Wal-Mart settles labor allegations
Martha Coakley (D)
BOSTON (Legal Newsline) - Massachusetts' attorney general has reached a settlement with Wal-Mart Stores over allegations the retailer failed to comply with the Massachusetts Meal Break Law.
Wal-Mart, based in Bentonville, Ark., has agreed to pay $3 million to the commonwealth to resolve Attorney General Martha Coakley's outstanding allegations.
An investigation into Wal-Mart's meal break policies was launched by the attorney general's Fair Labor Division, following reports from workers that they were required to work through their meal breaks.
The workers also reported that they were only allowed to take meal breaks after working for more than six hours or that some of their meal breaks lasted for less than 30 minutes.
The Massachusetts Meal Break Law states that employers cannot require employees to work for longer than six hours without providing a thirty minute meal break. During the proscribed 30 minute break, employees are required to be relieved of all duties and must be free to leave the work premises.
Damages or restitution for workers are not mandated by the law.
Wal-Mart, after contact was made by the attorney general's office, cooperated fully with the investigation and re-affirmed its commitment to compliance with all wage and hour laws, Coakley's office said.

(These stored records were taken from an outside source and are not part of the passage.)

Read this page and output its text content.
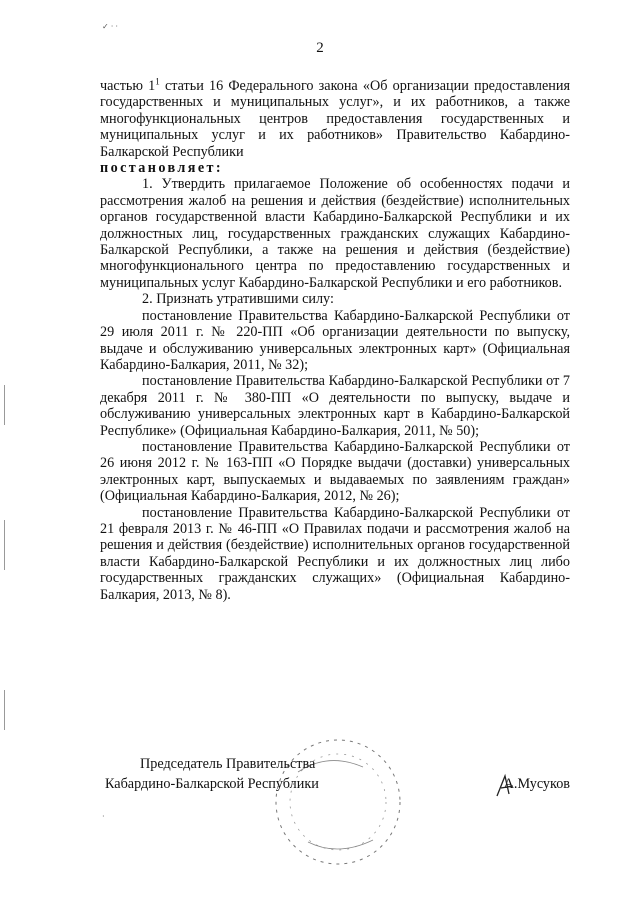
2

частью $1^1$ статьи 16 Федерального закона «Об организации предоставления государственных и муниципальных услуг», и их работников, а также многофункциональных центров предоставления государственных и муниципальных услуг и их работников» Правительство Кабардино-Балкарской Республики

постановляет:

1. Утвердить прилагаемое Положение об особенностях подачи и рассмотрения жалоб на решения и действия (бездействие) исполнительных органов государственной власти Кабардино-Балкарской Республики и их должностных лиц, государственных гражданских служащих Кабардино-Балкарской Республики, а также на решения и действия (бездействие) многофункционального центра по предоставлению государственных и муниципальных услуг Кабардино-Балкарской Республики и его работников.

2. Признать утратившими силу:

постановление Правительства Кабардино-Балкарской Республики от 29 июля 2011 г. № 220-ПП «Об организации деятельности по выпуску, выдаче и обслуживанию универсальных электронных карт» (Официальная Кабардино-Балкария, 2011, № 32);

постановление Правительства Кабардино-Балкарской Республики от 7 декабря 2011 г. № 380-ПП «О деятельности по выпуску, выдаче и обслуживанию универсальных электронных карт в Кабардино-Балкарской Республике» (Официальная Кабардино-Балкария, 2011, № 50);

постановление Правительства Кабардино-Балкарской Республики от 26 июня 2012 г. № 163-ПП «О Порядке выдачи (доставки) универсальных электронных карт, выпускаемых и выдаваемых по заявлениям граждан» (Официальная Кабардино-Балкария, 2012, № 26);

постановление Правительства Кабардино-Балкарской Республики от 21 февраля 2013 г. № 46-ПП «О Правилах подачи и рассмотрения жалоб на решения и действия (бездействие) исполнительных органов государственной власти Кабардино-Балкарской Республики и их должностных лиц либо государственных гражданских служащих» (Официальная Кабардино-Балкария, 2013, № 8).

Председатель Правительства
Кабардино-Балкарской Республики	А.Мусуков
✓ · ·
·
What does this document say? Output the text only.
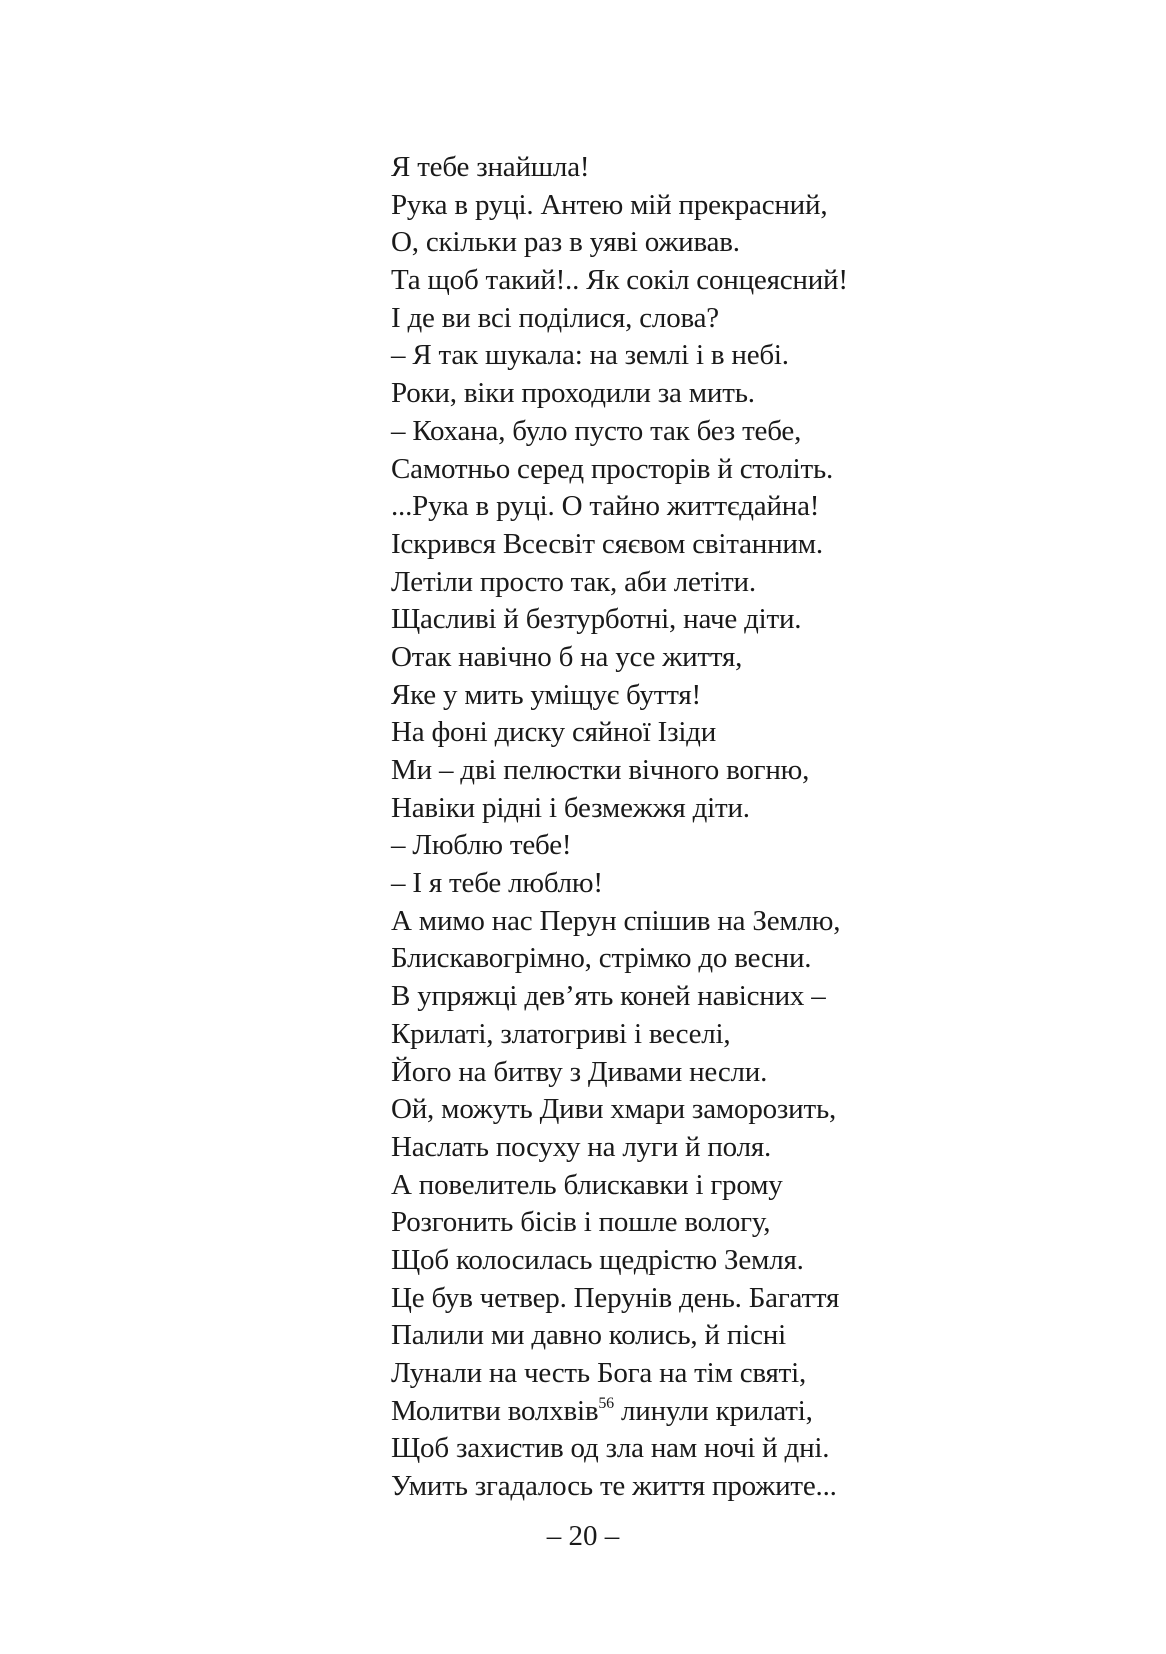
Я тебе знайшла!
Рука в руці. Антею мій прекрасний,
О, скільки раз в уяві оживав.
Та щоб такий!.. Як сокіл сонцеясний!
І де ви всі поділися, слова?
– Я так шукала: на землі і в небі.
Роки, віки проходили за мить.
– Кохана, було пусто так без тебе,
Самотньо серед просторів й століть.
...Рука в руці. О тайно життєдайна!
Іскрився Всесвіт сяєвом світанним.
Летіли просто так, аби летіти.
Щасливі й безтурботні, наче діти.
Отак навічно б на усе життя,
Яке у мить уміщує буття!
На фоні диску сяйної Ізіди
Ми – дві пелюстки вічного вогню,
Навіки рідні і безмежжя діти.
– Люблю тебе!
– І я тебе люблю!
А мимо нас Перун спішив на Землю,
Блискавогрімно, стрімко до весни.
В упряжці дев’ять коней навісних –
Крилаті, златогриві і веселі,
Його на битву з Дивами несли.
Ой, можуть Диви хмари заморозить,
Наслать посуху на луги й поля.
А повелитель блискавки і грому
Розгонить бісів і пошле вологу,
Щоб колосилась щедрістю Земля.
Це був четвер. Перунів день. Багаття
Палили ми давно колись, й пісні
Лунали на честь Бога на тім святі,
Молитви волхвів$^{56}$ линули крилаті,
Щоб захистив од зла нам ночі й дні.
Умить згадалось те життя прожите...
– 20 –
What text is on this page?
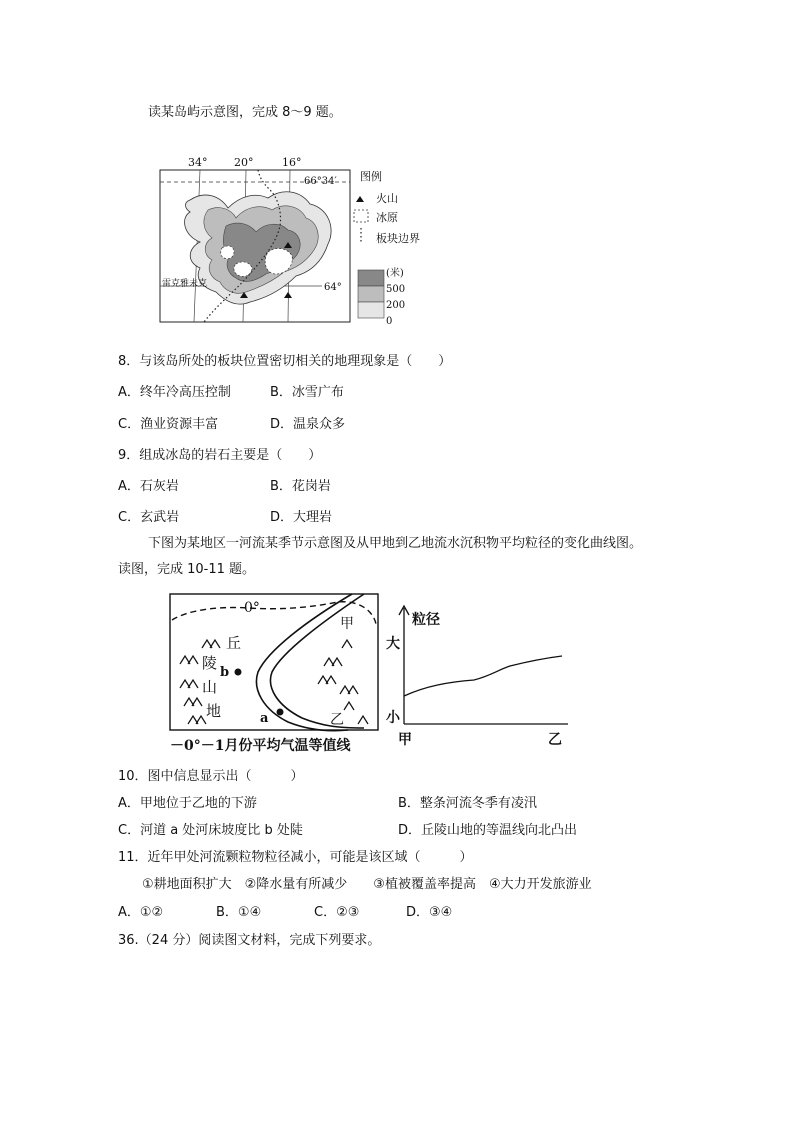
读某岛屿示意图，完成 8～9 题。
34° 20°	16°
66°34′
64°
雷克雅未克
图例
火山
冰原
板块边界
(米)
500
200
0
8．与该岛所处的板块位置密切相关的地理现象是（　　）
A．终年冷高压控制	B．冰雪广布
C．渔业资源丰富	D．温泉众多
9．组成冰岛的岩石主要是（　　）
A．石灰岩	B．花岗岩
C．玄武岩	D．大理岩
下图为某地区一河流某季节示意图及从甲地到乙地流水沉积物平均粒径的变化曲线图。
读图，完成 10-11 题。
0°
甲
乙
丘
陵
山
地	a
b
－0°－1月份平均气温等值线
粒径
大
小
甲	乙
10．图中信息显示出（　　　）
A．甲地位于乙地的下游	B．整条河流冬季有凌汛
C．河道 a 处河床坡度比 b 处陡	D．丘陵山地的等温线向北凸出
11．近年甲处河流颗粒物粒径减小，可能是该区域（　　　）
①耕地面积扩大　②降水量有所减少　　③植被覆盖率提高　④大力开发旅游业
A．①②	B．①④	C．②③	D．③④
36.（24 分）阅读图文材料，完成下列要求。
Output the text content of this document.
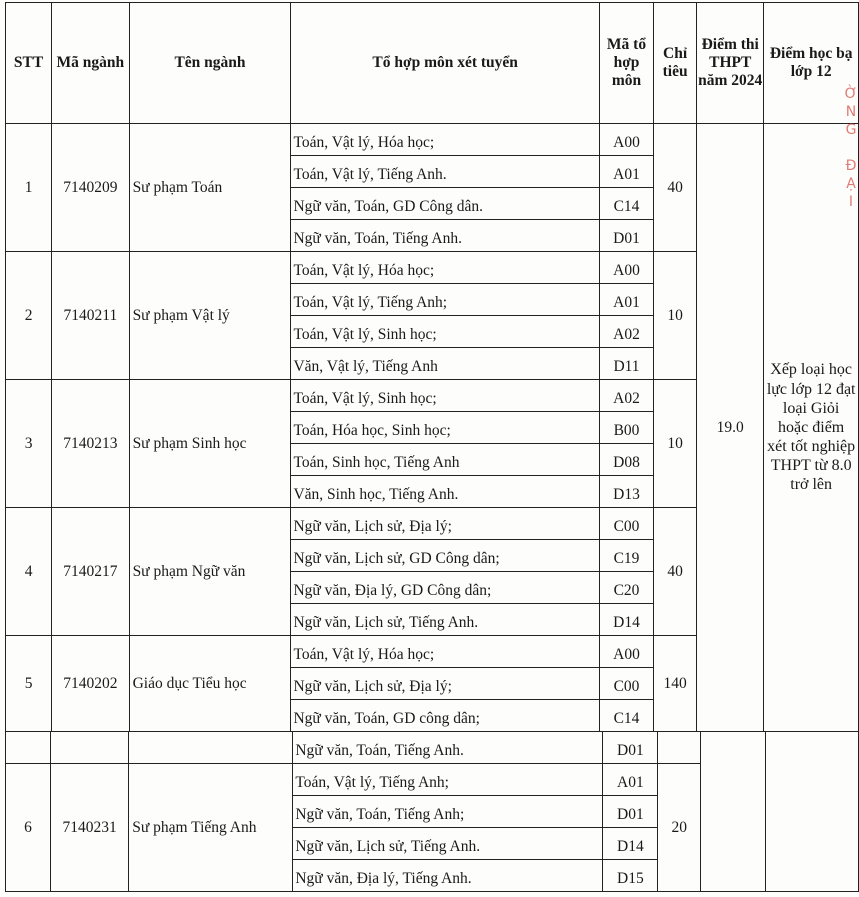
STT	Mã ngành	Tên ngành	Tổ hợp môn xét tuyển	Mã tổ hợp môn	Chỉ tiêu	Điểm thi THPT năm 2024	Điểm học bạ lớp 12
1	7140209	Sư phạm Toán	Toán, Vật lý, Hóa học;	A00	40	19.0	Xếp loại học lực lớp 12 đạt loại Giỏi hoặc điểm xét tốt nghiệp THPT từ 8.0 trở lên
			Toán, Vật lý, Tiếng Anh.	A01			
			Ngữ văn, Toán, GD Công dân.	C14			
			Ngữ văn, Toán, Tiếng Anh.	D01			
2	7140211	Sư phạm Vật lý	Toán, Vật lý, Hóa học;	A00	10		
			Toán, Vật lý, Tiếng Anh;	A01			
			Toán, Vật lý, Sinh học;	A02			
			Văn, Vật lý, Tiếng Anh	D11			
3	7140213	Sư phạm Sinh học	Toán, Vật lý, Sinh học;	A02	10		
			Toán, Hóa học, Sinh học;	B00			
			Toán, Sinh học, Tiếng Anh	D08			
			Văn, Sinh học, Tiếng Anh.	D13			
4	7140217	Sư phạm Ngữ văn	Ngữ văn, Lịch sử, Địa lý;	C00	40		
			Ngữ văn, Lịch sử, GD Công dân;	C19			
			Ngữ văn, Địa lý, GD Công dân;	C20			
			Ngữ văn, Lịch sử, Tiếng Anh.	D14			
5	7140202	Giáo dục Tiểu học	Toán, Vật lý, Hóa học;	A00	140		
			Ngữ văn, Lịch sử, Địa lý;	C00			
			Ngữ văn, Toán, GD công dân;	C14			
			Ngữ văn, Toán, Tiếng Anh.	D01			
6	7140231	Sư phạm Tiếng Anh	Toán, Vật lý, Tiếng Anh;	A01	20		
			Ngữ văn, Toán, Tiếng Anh;	D01			
			Ngữ văn, Lịch sử, Tiếng Anh.	D14			
			Ngữ văn, Địa lý, Tiếng Anh.	D15			
Ờ
N
G

Đ
Ạ
I
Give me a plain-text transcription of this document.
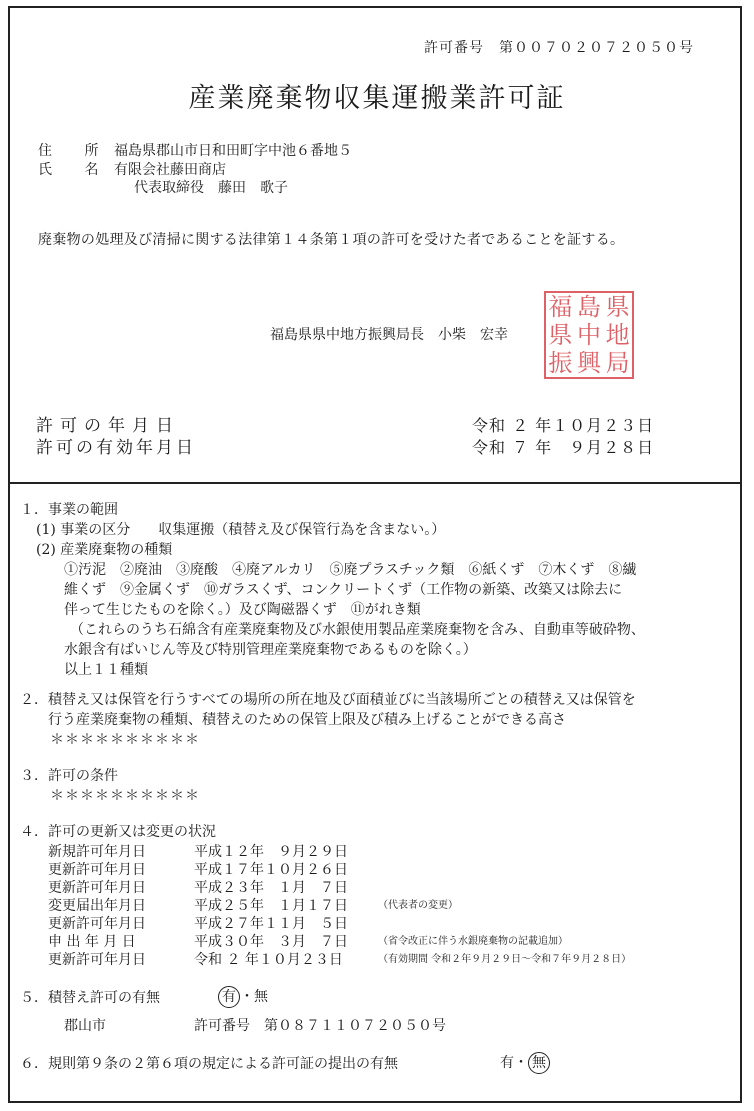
許可番号　第００７０２０７２０５０号
産業廃棄物収集運搬業許可証
住 所 福島県郡山市日和田町字中池６番地５
氏 名 有限会社藤田商店
代表取締役　藤田　歌子
廃棄物の処理及び清掃に関する法律第１４条第１項の許可を受けた者であることを証する。
福島県県中地方振興局長　小柴　宏幸
福 島 県
県 中 地
振 興 局
許可の年月日	令和 ２ 年１０月２３日
許可の有効年月日	令和 ７ 年　９月２８日
１．事業の範囲
(1) 事業の区分　　収集運搬（積替え及び保管行為を含まない。）
(2) 産業廃棄物の種類
①汚泥　②廃油　③廃酸　④廃アルカリ　⑤廃プラスチック類　⑥紙くず　⑦木くず　⑧繊
維くず　⑨金属くず　⑩ガラスくず、コンクリートくず（工作物の新築、改築又は除去に
伴って生じたものを除く。）及び陶磁器くず　⑪がれき類
（これらのうち石綿含有産業廃棄物及び水銀使用製品産業廃棄物を含み、自動車等破砕物、
水銀含有ばいじん等及び特別管理産業廃棄物であるものを除く。）
以上１１種類
２．積替え又は保管を行うすべての場所の所在地及び面積並びに当該場所ごとの積替え又は保管を
行う産業廃棄物の種類、積替えのための保管上限及び積み上げることができる高さ
＊＊＊＊＊＊＊＊＊＊
３．許可の条件
＊＊＊＊＊＊＊＊＊＊
４．許可の更新又は変更の状況
新規許可年月日	平成１２年　９月２９日
更新許可年月日	平成１７年１０月２６日
更新許可年月日	平成２３年　１月　７日
変更届出年月日	平成２５年　１月１７日	（代表者の変更）
更新許可年月日	平成２７年１１月　５日
申 出 年 月 日	平成３０年　３月　７日	（省令改正に伴う水銀廃棄物の記載追加）
更新許可年月日	令和 ２ 年１０月２３日	（有効期間 令和２年９月２９日～令和７年９月２８日）
５．積替え許可の有無	有 ・無
郡山市	許可番号　第０８７１１０７２０５０号
６．規則第９条の２第６項の規定による許可証の提出の有無	有・ 無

Wal-Mart -- the largest private employer in the United States -- is no stranger to allegations of violations of flouting laws related to rest and meal breaks.
Last year, the company agreed to pay as much as $640 million to settle 63 suits that alleged workers were routinely underpaid nationwide.
Wal-Mart also agreed to continue its use of electronic systems as means of documenting compliance with both state and federal labor laws.